Bu satırları yazarken otuz altı yaşımdayım. Şu ana kadar bir tır şöförü olamadım. Bu saatten sonra da tır şöförü olacağımı zannetmiyorum. Hani ‘bizden geçti’ derler ya sanırım öyle bir şey bu. Tır şöförlüğü benden geçmiş olsa da ona bir çok açıdan çok benzeyen tur bisikletçiliği benden geçmedi.
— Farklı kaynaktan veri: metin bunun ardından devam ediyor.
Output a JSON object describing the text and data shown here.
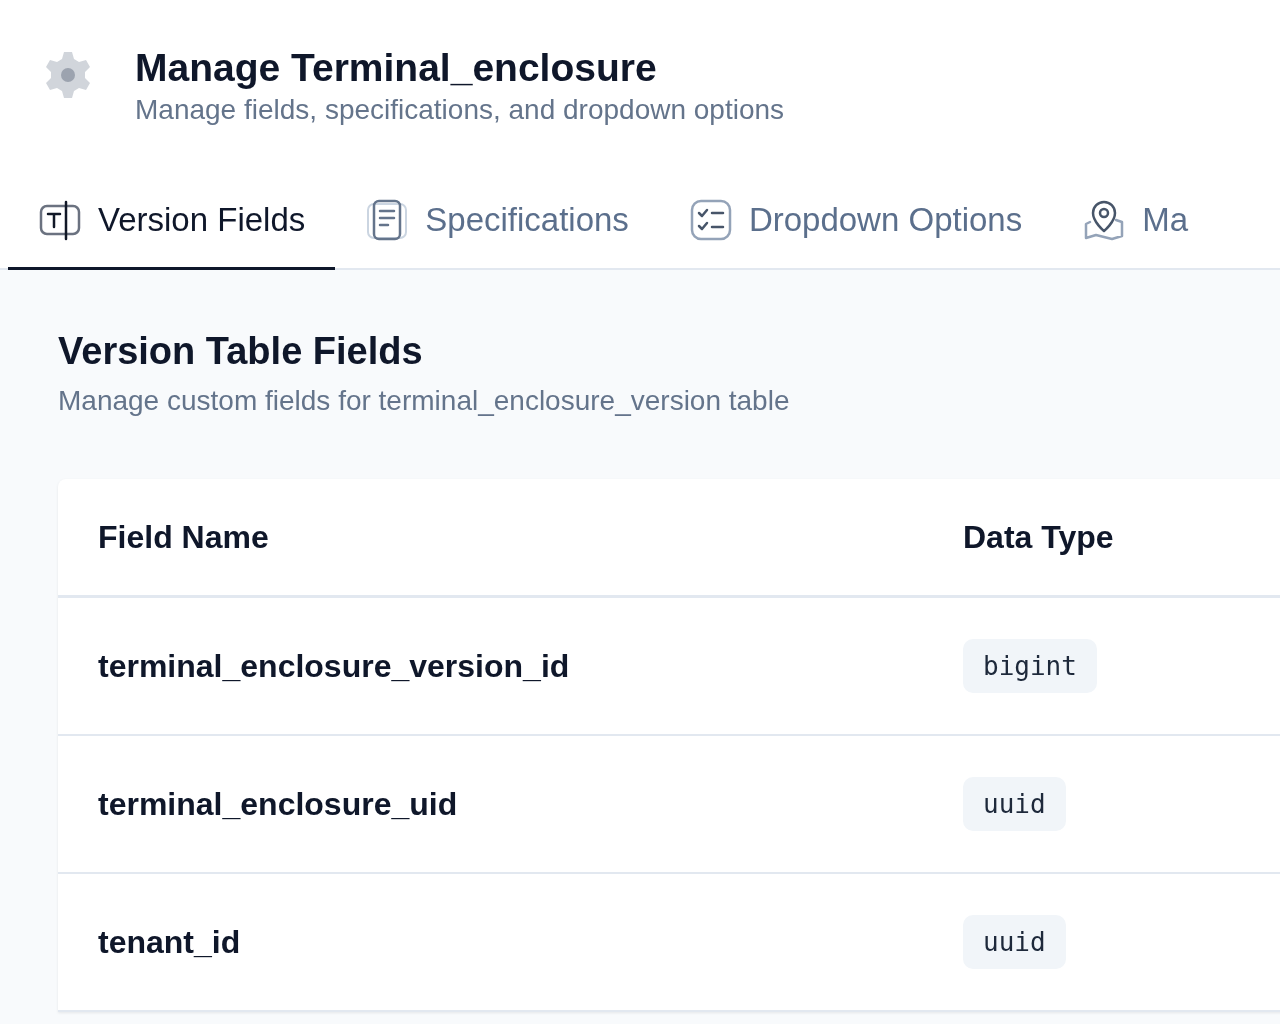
{
  "header": {
    "title": "Manage Terminal_enclosure",
    "subtitle": "Manage fields, specifications, and dropdown options"
  },
  "tabs": [
    {
      "label": "Version Fields",
      "kind": "text",
      "selected": true
    },
    {
      "label": "Specifications",
      "kind": "document",
      "selected": false
    },
    {
      "label": "Dropdown Options",
      "kind": "checklist",
      "selected": false
    },
    {
      "label": "Ma",
      "kind": "pin",
      "selected": false
    }
  ],
  "section": {
    "title": "Version Table Fields",
    "subtitle": "Manage custom fields for terminal_enclosure_version table"
  },
  "table": {
    "columns": [
      "Field Name",
      "Data Type"
    ],
    "rows": [
      {
        "field_name": "terminal_enclosure_version_id",
        "data_type": "bigint"
      },
      {
        "field_name": "terminal_enclosure_uid",
        "data_type": "uuid"
      },
      {
        "field_name": "tenant_id",
        "data_type": "uuid"
      }
    ]
  }
}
Hatta bu yaşımda çok uzun kilometreler yapmaya şimdi başlıyorum diyebilirim.
Küçükken hayalimi süsleyen o devasa tırın yerini şimdi iri yapılı bir tur bisikleti aldı. Kocaman direksiyonun yerini yanlara doğru açısı olan kelebek gidon, tavan ışıkları yerini milyarlarca yıldız ve kabinde bulunan tek kişilik yatak yerini de tek kişi kaldığım çadırım aldı. Bir tek o tırın bana yaşattığı yalnız yol alma duygusu, tek başına ilerleme ve yeni yerler görme arzusu değişmedi ben de. Kaset koyup kendimden geçeceğim bir teybim yok ama açık havada bağıra bağıra kendi şarkılarımı söyleme şansım var artık.
Küçükken bana tüm bu hayalleri kurduran, yol özlemini daha küçük yaşlarda bana aşılayan, yolun bilinmezliğini, bilinmezlik içinde ki heyecanı fark etmemi sağlayan tüm tır şöförlerine teşekkürü bir borç biliyorum şimdi. Tabi ki benden önce yola çıkmış, cesaretini her daim çelik bir yelek gibi kuşanmış, kıtalar arası ya da kıtalar içinde yol almış, yol almakta olan maceralarıyla bana ışık tutmuş tüm tur bisikletçilerine ve garantili bir hayatı bırakıp değişim içinde, yarın ne olacağı belirsiz, düşler içinde geçen bir hayatı seçmiş olan cesur yürekli tüm yerküre gezginlerine de teşekkürü borç biliyorum. Onlardan aldığım ilhamla pedallarıma daha sağlam basacağım.
Artık bu yeni hayatımda ben de sizlere yıldızları, yol hikayelerini ve mutluluğu anlatmaya gönüllüyüm. Şu anda yolda olan, yola çıkmaya niyetli olan herkesin şansı bol olsun.